After a few weeks of unsoiled papers you may consider the pup MOSTLY housebroken.

Always remember when the pup is out of the pen to keep a paper on the floor where the pup is playing and you may see the pup run to the papers in the midst of rough housing!



Some folks really make themselves crazy potty training a puppy.

They take the pup out every half hour or hour. It really doesn’t help the pup because most of the time the pup won’t have to go so he doesn’t get much chance to learn what he needs to do.

It just encourages more times outside without success which is very frustrating for the owners and then the pup feels it.


Potty training should be a positive experience with ridiculous amounts of praise!

And when a pup doesn’t go, put him back in the pen if you cannot stay outside for a while or the pup will walk in and use a spot you don’t want him to use!

And every “accident” is two steps backwards!


Take the pup out the same door, to the same spot and when the pup pees or poops-- praise, praise, praise in your high voice, excited voice, and clap! Then play with the pup as a further reward!

Anything to let him know he just did the most important thing in the world!

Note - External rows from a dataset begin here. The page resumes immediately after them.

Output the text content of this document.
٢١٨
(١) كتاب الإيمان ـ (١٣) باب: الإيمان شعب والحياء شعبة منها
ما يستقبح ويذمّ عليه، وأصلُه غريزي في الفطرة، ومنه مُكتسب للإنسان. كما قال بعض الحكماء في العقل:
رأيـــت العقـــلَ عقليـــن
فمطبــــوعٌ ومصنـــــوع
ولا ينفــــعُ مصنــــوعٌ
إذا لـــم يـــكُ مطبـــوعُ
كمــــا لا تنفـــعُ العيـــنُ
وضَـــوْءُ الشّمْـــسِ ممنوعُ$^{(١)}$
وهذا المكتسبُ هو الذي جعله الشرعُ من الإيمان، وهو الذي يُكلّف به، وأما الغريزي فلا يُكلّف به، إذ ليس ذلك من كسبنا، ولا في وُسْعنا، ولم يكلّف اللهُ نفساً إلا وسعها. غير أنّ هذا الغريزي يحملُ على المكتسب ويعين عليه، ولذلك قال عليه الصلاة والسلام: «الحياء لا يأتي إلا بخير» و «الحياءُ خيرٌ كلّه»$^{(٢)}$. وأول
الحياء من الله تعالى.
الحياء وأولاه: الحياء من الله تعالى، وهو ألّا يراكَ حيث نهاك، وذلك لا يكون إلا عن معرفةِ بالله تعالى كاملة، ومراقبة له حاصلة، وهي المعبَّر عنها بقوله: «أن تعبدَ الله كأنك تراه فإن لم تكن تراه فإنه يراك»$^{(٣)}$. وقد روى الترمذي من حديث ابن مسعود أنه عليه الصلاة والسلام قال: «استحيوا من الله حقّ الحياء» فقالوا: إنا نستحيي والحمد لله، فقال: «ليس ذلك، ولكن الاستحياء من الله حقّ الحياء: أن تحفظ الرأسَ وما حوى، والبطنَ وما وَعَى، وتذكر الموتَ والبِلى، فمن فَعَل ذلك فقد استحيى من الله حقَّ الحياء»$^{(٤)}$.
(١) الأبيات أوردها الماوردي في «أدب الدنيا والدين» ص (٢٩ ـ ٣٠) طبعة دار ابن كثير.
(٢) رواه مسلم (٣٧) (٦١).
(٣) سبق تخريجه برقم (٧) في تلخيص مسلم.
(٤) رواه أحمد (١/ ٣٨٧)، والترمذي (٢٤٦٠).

Keep the pup in a small area—kitchen or family room and do not give him more space until the pup he can be trusted as housebroken. Giving the pup too much freedom too soon will make it easy for him to have an accident and cause housebreaking to take longer.

Use baby gates to close off the room the pup needs to stay in.


My vet tech and good friend Amie taught me this method 20 some years ago. I have used it ever since, it always works and makes housebreaking a pup a breeze.